Its new target is modernised farming methods but the alternative, sustainable farming, presents its own set of problematic issues, he said, in particular for lowering food productivity and increasing costs.
“If we abandon industrial farming it places the welfare of billions of people at risk of hunger and starvation,” he said.
“The resultant insufficiency of food supply will satisfy the UN’s agenda but will fill not bellies.”
In the report, Mr Bradley said the UN had “ramped up” the percentage of CO2 emitted by agriculture as a means of scaring politicians and paving the way for more Non Government Organisation (NGO) intervention throughout the world.
He said the previous estimate of world-wide, man-made CO2 emissions from agriculture was 20 percent but the UN was now claiming agriculture to be responsible for 40 to 50 percent.
But he said the UN’s calculations included food transportation and processing in its inflated figure.
“They want us to go back to back yard farming and use cow manure for fertiliser and chooks to kill the insects,” he said.
Mr Bradley said the Australian Federal government’s proposed carbon tax was an ideal example of irrational policy based on flawed logic, flowing from through from UN recommendations.
He said farmers and consumers could be “blown away” by the government if the decision making process was allowed to go unchecked and the UN’s flawed strategy implemented.
Mr Bradley said the UN would enlist the support of NGO’s, to operate as foot soldiers for its latest campaign to bring down modern farming and reduce food productivity.
He warned that NGO’s like Greenpeace would insert themselves in the government’s regulatory processes and bypass democratic citizens’ processes, to carry out the strategy.
“If anyone took any notice of this it would be a substantial threat,” he said.
“NGO’s like Greenpeace are very effective at driving up costs and inhibiting the world’s ability to produce an abundance of food at a lower cost.”
In commenting on the release of his report, Mr De Schutter said agroecological projects had shown an average crop yield increase of 80 percent in 57 developing countries, with an average increase of 116pc for all African projects.
He said recent projects conducted in 20 African countries demonstrated a doubling of crop yields over a period of 3-10 years.
“Conventional farming relies on expensive inputs, fuels climate change and is not resilient to climatic shocks, De Schutter said.
“It simply is not the best choice anymore today.
“A large segment of the scientific community now acknowledges the positive impacts of agroecology on food production, poverty alleviation and climate change mitigation and this is what is needed in a world of limited resources.

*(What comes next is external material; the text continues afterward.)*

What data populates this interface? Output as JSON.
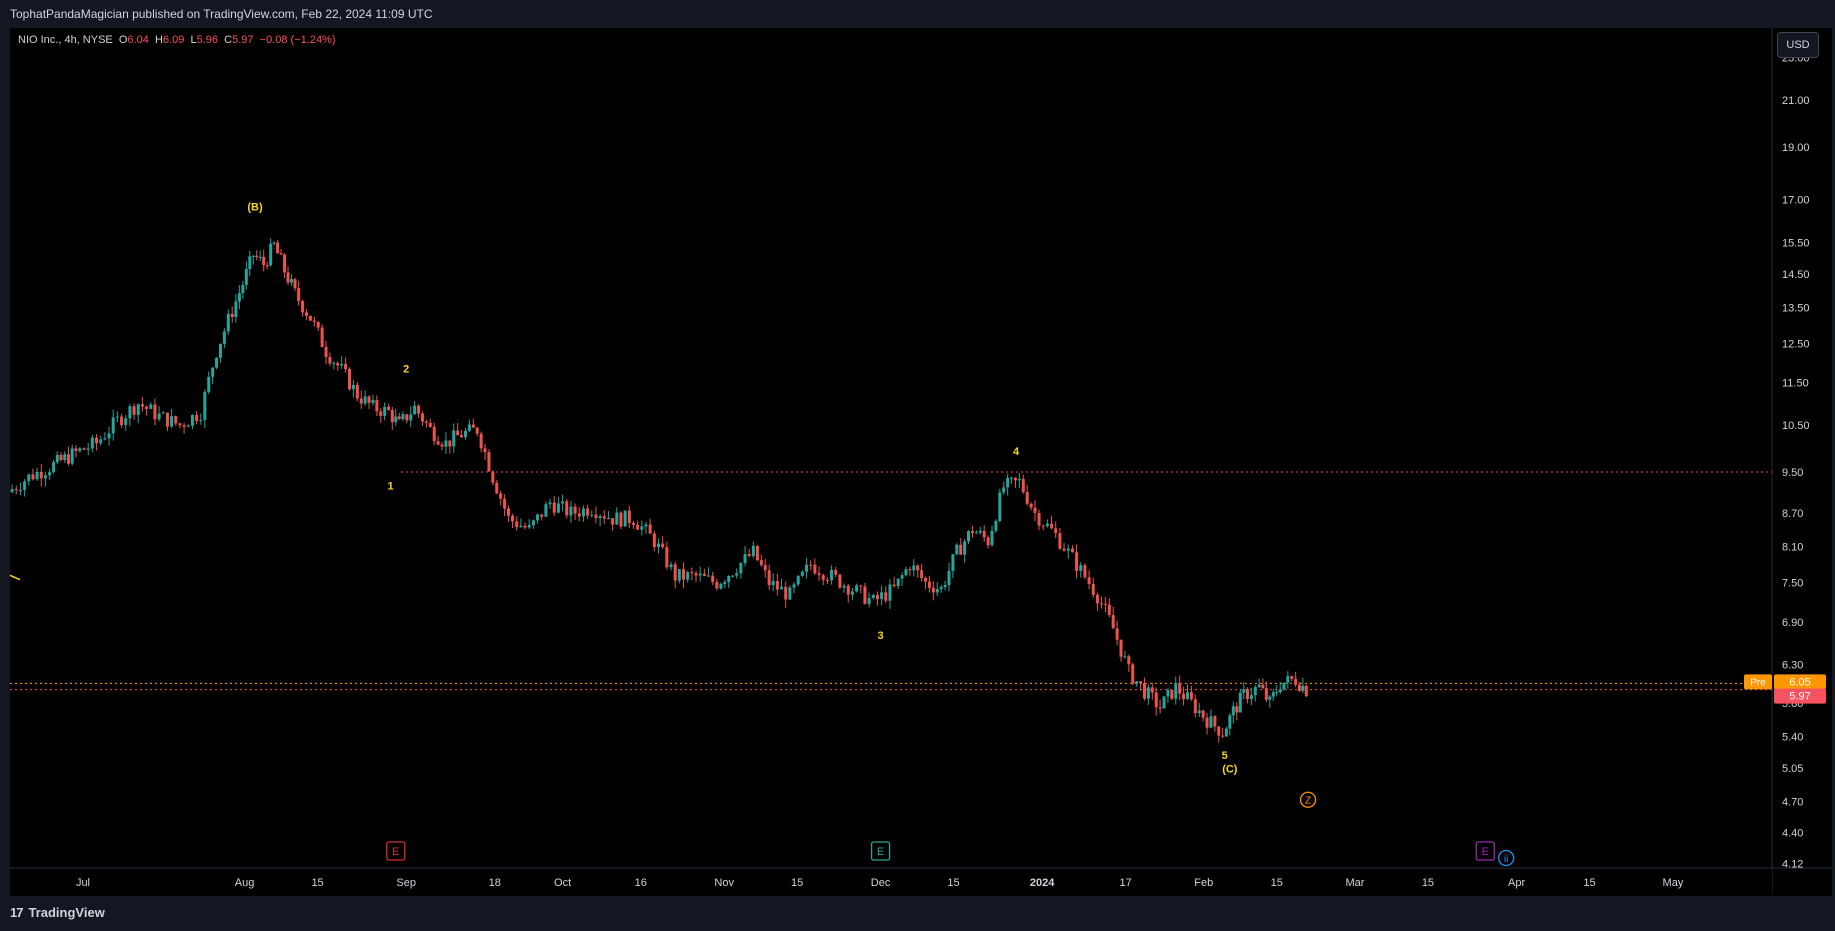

“Malawi, a country that launched a massive chemical fertilizer subsidy program a few years ago, is now implementing agroecology, benefiting more than 1.3 million of the poorest people, with maize yields increasing from 1 ton/ha to 2-3 tons/ha.”
The report also says projects in Indonesia, Vietnam and Bangladesh recorded up to 92pc reduction in insecticide use for rice, leading to important savings for poor farmers.
Mr De Schutter said the farming approach was also gaining ground in developed countries such as the US, Germany or France.
However, he said despite its impressive potential in realising the right to food for all, agroecology was still insufficiently backed by ambitious public policies and consequently “hardly goes beyond the experimental stage”.
The PGA said if agroecology was producing better results than conventional agriculture, public policies would not be necessary to promote its uptake.
Mr De Schutter said hunger and climate change would not be solved with industrial farming on large plantations.
He said the solution lies in supporting small-scale farmers’ knowledge and experimentation and in raising incomes of smallholders so as to contribute to rural development.
“If key stakeholders support the measures identified in the report, we can see a doubling of food production within five to 10 years in some regions where the hungry live,” he said.
“Whether or not we will succeed this transition will depend on our ability to learn faster from recent innovations.
“We need to go fast if we want to avoid repeated food and climate disasters in the 21st century.”